Autopilot Feature Likely Not at Fault in Tesla Model S Fatal Crash
NEWS ANALYSIS: The fatal collision between a Tesla Model S and a tractor-trailer in Florida was probably due to mistakes by both drivers, but not the vehicle and its software.The fatal collision between a Tesla Model S operating in its Autopilot mode and a tractor-trailer hauling blueberries on a Florida highway was due to a series of errors, which is the case in many if not most serious traffic accidents. Now, as federal investigators from the National Highway Traffic Safety Administration and from Tesla work to sort out the chain of mistakes that led to the May 7 crash that killed the driver of the Tesla Model S, some facts have become clear. Those facts point to driver error, but at this point, there's no indication that the Autopilot software on the Tesla was responsible for the accident. This means that the dire predictions by some in the (non-technology) media that the accident would mean the end of autonomous vehicles are wrong. But if the self-driving functions of the Tesla weren't at fault, then what was? The short answer is that the drivers of both vehicles apparently did things that contributed to the accident's cause. The truck driver made an improper left turn and the driver of the Tesla apparently wasn't paying as close attention as he should have.

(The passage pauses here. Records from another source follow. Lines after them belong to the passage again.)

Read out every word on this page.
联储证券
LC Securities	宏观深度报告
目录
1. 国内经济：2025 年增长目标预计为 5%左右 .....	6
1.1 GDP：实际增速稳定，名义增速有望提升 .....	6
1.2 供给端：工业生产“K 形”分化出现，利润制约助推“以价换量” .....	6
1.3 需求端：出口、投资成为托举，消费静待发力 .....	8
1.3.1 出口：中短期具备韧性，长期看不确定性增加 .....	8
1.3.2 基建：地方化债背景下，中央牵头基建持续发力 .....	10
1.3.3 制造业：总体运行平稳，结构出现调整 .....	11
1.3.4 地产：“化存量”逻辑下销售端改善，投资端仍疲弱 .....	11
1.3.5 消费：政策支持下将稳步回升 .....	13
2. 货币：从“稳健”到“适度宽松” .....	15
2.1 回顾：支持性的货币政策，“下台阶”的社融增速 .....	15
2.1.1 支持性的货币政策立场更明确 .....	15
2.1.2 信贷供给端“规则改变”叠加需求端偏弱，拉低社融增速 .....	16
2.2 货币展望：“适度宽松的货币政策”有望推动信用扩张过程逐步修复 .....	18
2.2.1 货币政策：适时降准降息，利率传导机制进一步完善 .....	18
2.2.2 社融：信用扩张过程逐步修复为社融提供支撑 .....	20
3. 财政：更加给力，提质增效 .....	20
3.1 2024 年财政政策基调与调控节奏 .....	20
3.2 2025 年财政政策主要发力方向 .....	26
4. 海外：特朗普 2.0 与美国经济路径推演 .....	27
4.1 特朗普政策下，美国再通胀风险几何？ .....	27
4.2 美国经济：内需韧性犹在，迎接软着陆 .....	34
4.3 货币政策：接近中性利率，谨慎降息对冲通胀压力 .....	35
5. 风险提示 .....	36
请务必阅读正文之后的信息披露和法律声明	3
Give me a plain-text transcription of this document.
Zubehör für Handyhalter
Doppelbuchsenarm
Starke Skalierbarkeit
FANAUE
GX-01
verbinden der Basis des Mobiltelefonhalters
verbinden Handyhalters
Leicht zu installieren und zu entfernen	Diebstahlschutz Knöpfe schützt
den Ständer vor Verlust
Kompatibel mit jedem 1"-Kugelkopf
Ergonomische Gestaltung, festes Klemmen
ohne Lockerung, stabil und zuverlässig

The accident happened like this: The Tesla was heading east on U.S. Route 27, a four-lane divided highway in Williston, Fla. The truck was heading in the opposite direction, on the other side of the highway. The driver of the truck made a left turn into the path of the Tesla, which collided with the trailer. The Tesla's roof was sheared off and the rest of the car continued off the highway until it hit a power pole. The New York Times published a clear diagram of the accident.